Bagi Prabowo, ini adalah cara halus tapi mematikan untuk menegaskan dominasi: bahwa dalam dunia politik, bahkan sekutu pun bisa ditampar, jika dirasa mulai membahayakan atau mencoba terlalu dekat dengan cahaya.


Lalu, apa motif Prabowo?

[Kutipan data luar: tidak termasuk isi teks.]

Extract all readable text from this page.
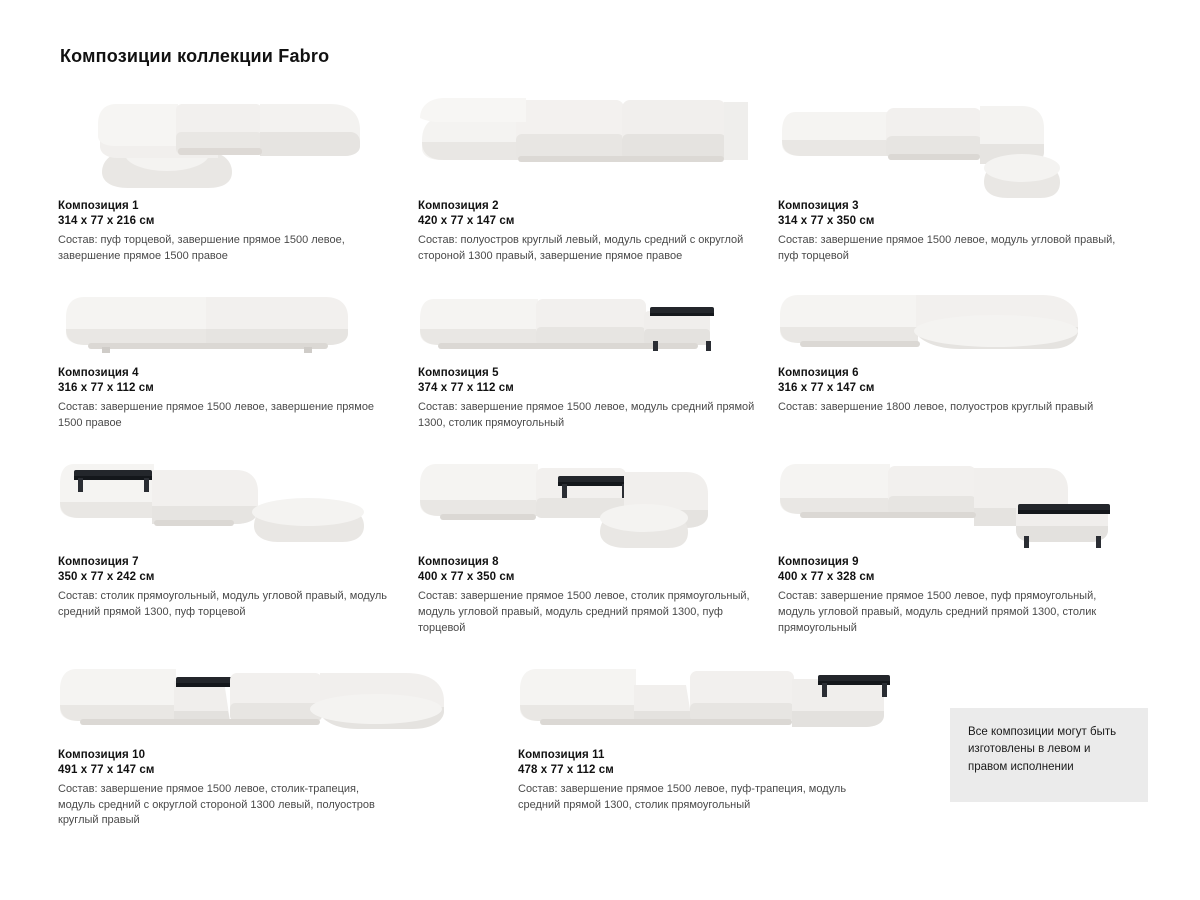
Композиции коллекции Fabro
Композиция 1
314 х 77 х 216 см
Состав: пуф торцевой, завершение прямое 1500 левое, завершение прямое 1500 правое
Композиция 2
420 х 77 х 147 см
Состав: полуостров круглый левый, модуль средний с округлой стороной 1300 правый, завершение прямое правое
Композиция 3
314 х 77 х 350 см
Состав: завершение прямое 1500 левое, модуль угловой правый, пуф торцевой
Композиция 4
316 х 77 х 112 см
Состав: завершение прямое 1500 левое, завершение прямое 1500 правое
Композиция 5
374 х 77 х 112 см
Состав: завершение прямое 1500 левое, модуль средний прямой 1300, столик прямоугольный
Композиция 6
316 х 77 х 147 см
Состав: завершение 1800 левое, полуостров круглый правый
Композиция 7
350 х 77 х 242 см
Состав: столик прямоугольный, модуль угловой правый, модуль средний прямой 1300, пуф торцевой
Композиция 8
400 х 77 х 350 см
Состав: завершение прямое 1500 левое, столик прямоугольный, модуль угловой правый, модуль средний прямой 1300, пуф торцевой
Композиция 9
400 х 77 х 328 см
Состав: завершение прямое 1500 левое, пуф прямоугольный, модуль угловой правый, модуль средний прямой 1300, столик прямоугольный
Композиция 10
491 х 77 х 147 см
Состав: завершение прямое 1500 левое, столик-трапеция, модуль средний с округлой стороной 1300 левый, полуостров круглый правый
Композиция 11
478 х 77 х 112 см
Состав: завершение прямое 1500 левое, пуф-трапеция, модуль средний прямой 1300, столик прямоугольный
Все композиции могут быть изготовлены в левом и правом исполнении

Bisa jadi ini adalah sinyal bahwa PSI terlalu ingin mencuri panggung, atau bahwa Grace terlalu sering tampil seolah membawa moral tinggi dalam koalisi yang sedang dibentuk. 

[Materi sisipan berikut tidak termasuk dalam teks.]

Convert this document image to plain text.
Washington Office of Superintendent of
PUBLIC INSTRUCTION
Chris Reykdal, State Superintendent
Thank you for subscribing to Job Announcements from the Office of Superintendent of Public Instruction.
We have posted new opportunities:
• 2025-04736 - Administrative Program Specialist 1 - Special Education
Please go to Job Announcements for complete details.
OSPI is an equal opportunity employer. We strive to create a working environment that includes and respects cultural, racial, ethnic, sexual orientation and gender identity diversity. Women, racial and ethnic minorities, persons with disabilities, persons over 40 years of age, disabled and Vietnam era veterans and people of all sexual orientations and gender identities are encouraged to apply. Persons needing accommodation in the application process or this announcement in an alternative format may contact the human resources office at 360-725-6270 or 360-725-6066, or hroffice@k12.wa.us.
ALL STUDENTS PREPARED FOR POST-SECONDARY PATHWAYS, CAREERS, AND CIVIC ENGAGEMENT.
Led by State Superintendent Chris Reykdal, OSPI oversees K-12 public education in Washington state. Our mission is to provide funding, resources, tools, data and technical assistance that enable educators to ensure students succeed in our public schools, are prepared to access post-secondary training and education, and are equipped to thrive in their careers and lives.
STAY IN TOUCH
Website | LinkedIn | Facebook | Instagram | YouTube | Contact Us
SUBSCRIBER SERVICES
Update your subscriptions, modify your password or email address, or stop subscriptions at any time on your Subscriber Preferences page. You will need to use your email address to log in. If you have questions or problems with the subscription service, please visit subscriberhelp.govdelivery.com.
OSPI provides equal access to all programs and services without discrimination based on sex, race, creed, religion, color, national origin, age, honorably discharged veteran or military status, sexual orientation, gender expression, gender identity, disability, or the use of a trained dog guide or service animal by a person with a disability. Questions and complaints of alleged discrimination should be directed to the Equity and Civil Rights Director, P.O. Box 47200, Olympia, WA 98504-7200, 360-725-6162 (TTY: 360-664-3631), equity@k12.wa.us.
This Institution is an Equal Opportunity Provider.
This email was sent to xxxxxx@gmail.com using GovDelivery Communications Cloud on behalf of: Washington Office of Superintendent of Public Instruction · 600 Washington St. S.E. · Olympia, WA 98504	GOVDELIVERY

Atau barangkali Prabowo hanya ingin mengingatkan bahwa di dunia politik, semua orang punya masa lalu, dan masa lalu itu bisa menjadi senjata kapan saja.


Prabowo telah menunjukkan satu hal: kekuasaan bukan hanya soal jabatan, tapi juga tentang siapa yang mengendalikan narasi. 


Dan dalam narasi itu, menjatuhkan lawan tak harus lewat konfrontasi keras, cukup dengan mengungkit satu momen pribadi di tengah keramaian. 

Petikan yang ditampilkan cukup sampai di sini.